# Bettasafe or Prime?



## sweetbettafish (Sep 7, 2014)

Hello everybody! So I wanted to post a thread about water conditioner. If you had to choose either Bettasafe or Prime, which would you use and why? Thanks for reading and commenting. :-D


----------



## BettaBeau (May 14, 2014)

I would recommend Seachem Prime. It requires only two drops per gallon, whereas Tetra Bettasafe requires 7 drops per gallon. So even if a same sized bottle of Prime were 3 times as expensive it would be cheaper to use. Plus it binds ammonia, nitrite and nitrate for 24 to 48 hours so it can be used daily to detoxify your tank water.


----------



## Ilovebettasbk11 (Nov 12, 2013)

Prime i trust and only trust I see it work


----------



## sweetbettafish (Sep 7, 2014)

Does Prime do the exact same thing as Bettasafe?


----------



## Ilovebettasbk11 (Nov 12, 2013)

Prime is way better then bettasafe


----------



## BettaBeau (May 14, 2014)

Yes, it does the same, plus more, plus does it better.


----------



## VivianKJean (Aug 20, 2013)

BettaSafe only conditions the water.

Prime conditions the water and also "lock" ammonia into a harmless molecule for 24-48 hours. Ammonia is the harmful chemical in water (why we do water changes!). If your tank is uncycled then you should also add 1-2 drops of Prime into your tank every day to help protect your fish.


----------



## elephantrattle (Jan 15, 2016)

Sorry to bump an old thread, but I had a similar question.

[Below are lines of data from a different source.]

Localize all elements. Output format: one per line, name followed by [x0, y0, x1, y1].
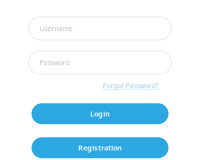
- staticText: Login: [90, 109, 110, 119]
- button[interactable]: Password: [28, 51, 172, 74]
- button[interactable]: Username: [28, 17, 172, 40]
- button[interactable]: Registration: [32, 137, 168, 158]
- button[interactable]: Login: [32, 103, 168, 124]
- staticText: Forgot Password?: [102, 81, 158, 90]
- staticText: Username: [40, 24, 72, 33]
- button[interactable]: Forgot Password?: [102, 81, 158, 90]
- staticText: Registration: [78, 143, 122, 153]
- staticText: Password: [40, 58, 70, 67]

So if I only have bettasafe at the moment (I do plan on buying Prime soon)—I have to do water changes more often to keep the aquarium within the acceptable ranges for ammonia?

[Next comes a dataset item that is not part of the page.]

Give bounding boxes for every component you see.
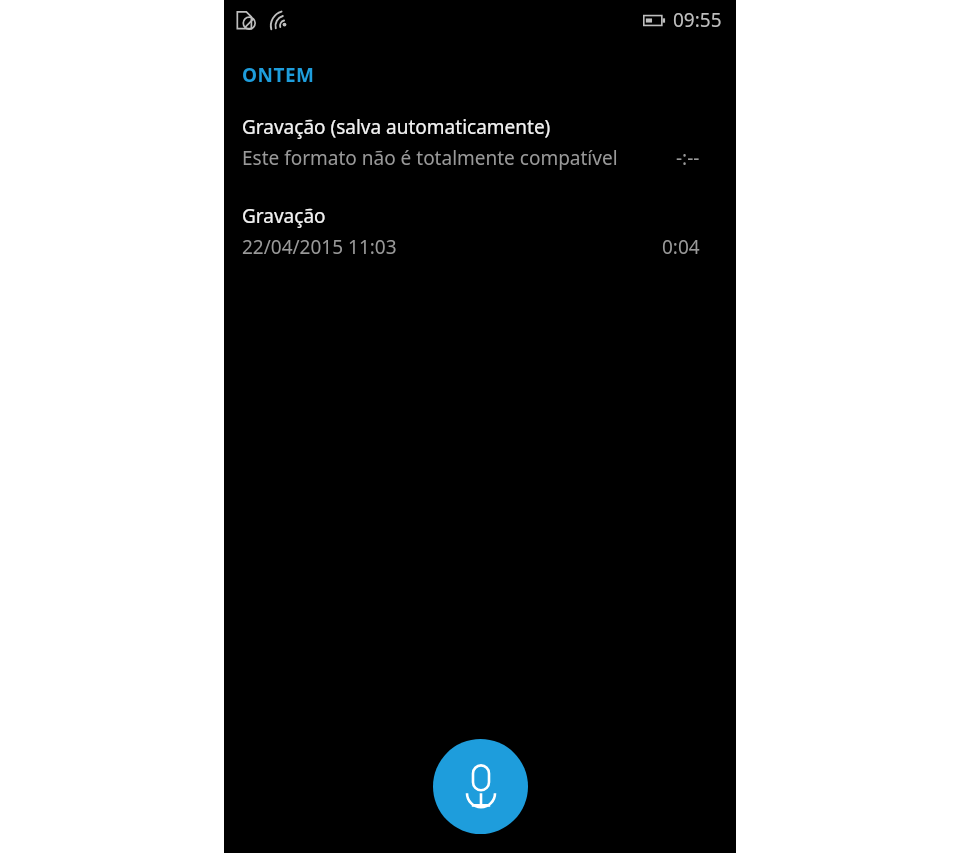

Sorry, if I don't use the correct terminology yet.


----------



## NickAu (Sep 28, 2015)

I hate the smell of Prime and do not use it.

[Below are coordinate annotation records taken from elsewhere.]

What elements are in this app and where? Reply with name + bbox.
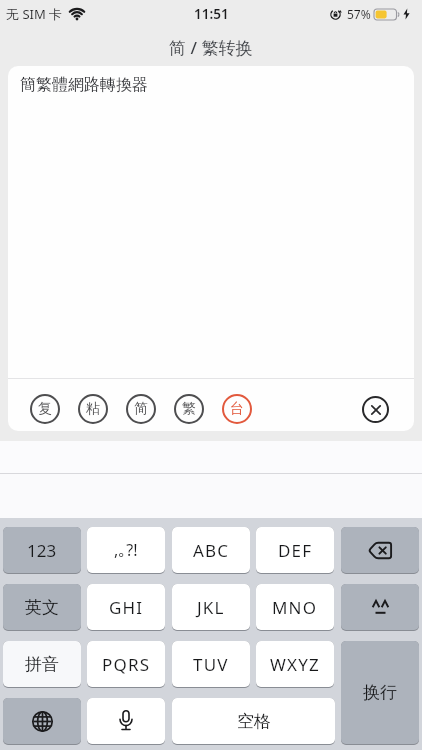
button[interactable]: 简 bbox=[126, 394, 156, 424]
staticText: 复 bbox=[38, 400, 52, 418]
button[interactable]: GHI bbox=[87, 584, 165, 630]
staticText: GHI bbox=[109, 596, 144, 619]
staticText: 11:51 bbox=[194, 5, 229, 23]
button[interactable] bbox=[341, 584, 419, 630]
button[interactable]: PQRS bbox=[87, 641, 165, 687]
button[interactable]: MNO bbox=[256, 584, 334, 630]
button[interactable]: 拼音 bbox=[3, 641, 81, 687]
button[interactable] bbox=[341, 527, 419, 573]
staticText: 57% bbox=[347, 6, 371, 22]
button[interactable]: 英文 bbox=[3, 584, 81, 630]
button[interactable]: 空格 bbox=[172, 698, 335, 744]
staticText: 空格 bbox=[237, 711, 271, 732]
button[interactable]: TUV bbox=[172, 641, 250, 687]
staticText: 拼音 bbox=[25, 654, 59, 675]
staticText: 台 bbox=[230, 400, 244, 418]
staticText: 123 bbox=[27, 539, 57, 562]
button[interactable]: 粘 bbox=[78, 394, 108, 424]
button[interactable]: ,｡?! bbox=[87, 527, 165, 573]
button[interactable] bbox=[87, 698, 165, 744]
staticText: ,｡?! bbox=[114, 539, 138, 561]
staticText: 换行 bbox=[363, 682, 397, 703]
button[interactable]: 123 bbox=[3, 527, 81, 573]
button[interactable]: DEF bbox=[256, 527, 334, 573]
staticText: TUV bbox=[193, 653, 229, 676]
staticText: 粘 bbox=[86, 400, 100, 418]
staticText: DEF bbox=[278, 539, 313, 562]
button[interactable]: 台 bbox=[222, 394, 252, 424]
staticText: 繁 bbox=[182, 400, 196, 418]
button[interactable]: 复 bbox=[30, 394, 60, 424]
button[interactable]: 繁 bbox=[174, 394, 204, 424]
button[interactable]: WXYZ bbox=[256, 641, 334, 687]
staticText: PQRS bbox=[102, 653, 151, 676]
staticText: JKL bbox=[197, 596, 225, 619]
button[interactable] bbox=[362, 396, 389, 423]
staticText: 簡繁體網路轉換器 bbox=[20, 75, 148, 95]
staticText: 简 / 繁转换 bbox=[169, 36, 253, 59]
button[interactable]: JKL bbox=[172, 584, 250, 630]
staticText: 英文 bbox=[25, 597, 59, 618]
staticText: WXYZ bbox=[270, 653, 320, 676]
button[interactable] bbox=[3, 698, 81, 744]
button[interactable]: 换行 bbox=[341, 641, 419, 744]
staticText: 简 bbox=[134, 400, 148, 418]
staticText: ABC bbox=[193, 539, 230, 562]
button[interactable]: ABC bbox=[172, 527, 250, 573]
staticText: MNO bbox=[272, 596, 318, 619]
staticText: 无 SIM 卡 bbox=[6, 5, 63, 23]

I have been using Easy-Life fluid filter medium — English for almost 3 years now and I love the stuff.


----------



## BettaStarter24 (Mar 24, 2014)

Prime all the way. Sure it doesn't smell the best but seeing as it binds ammonia and stuff as well as dechlorinates the water I love it. It's all I will use. I do have Tetra BettaSafe for emergencies such as I don't have prime handy as I forgot it somewhere or ran out and couldn't afford new stuff right away, but I'll use Prime primarily. (haha pun not intended)


----------



## NickAu (Sep 28, 2015)

> but seeing as it binds ammonia and stuff


Only for 24 to 48 hours.


----------



## Rayce (Mar 6, 2020)

I use api stress coat water conditioner, its the best for the wellbeing of your fish by far. Prime is good but smelly, my water parameters test perfect so I don't care that it takes out Amonia, nitrates and nitrites. There's other ways of dealing with that. Usually conditioner specifically for Bettas have other things added to it that they like, green tea extract or Indian almond leaf. That's why it is more expensive.


----------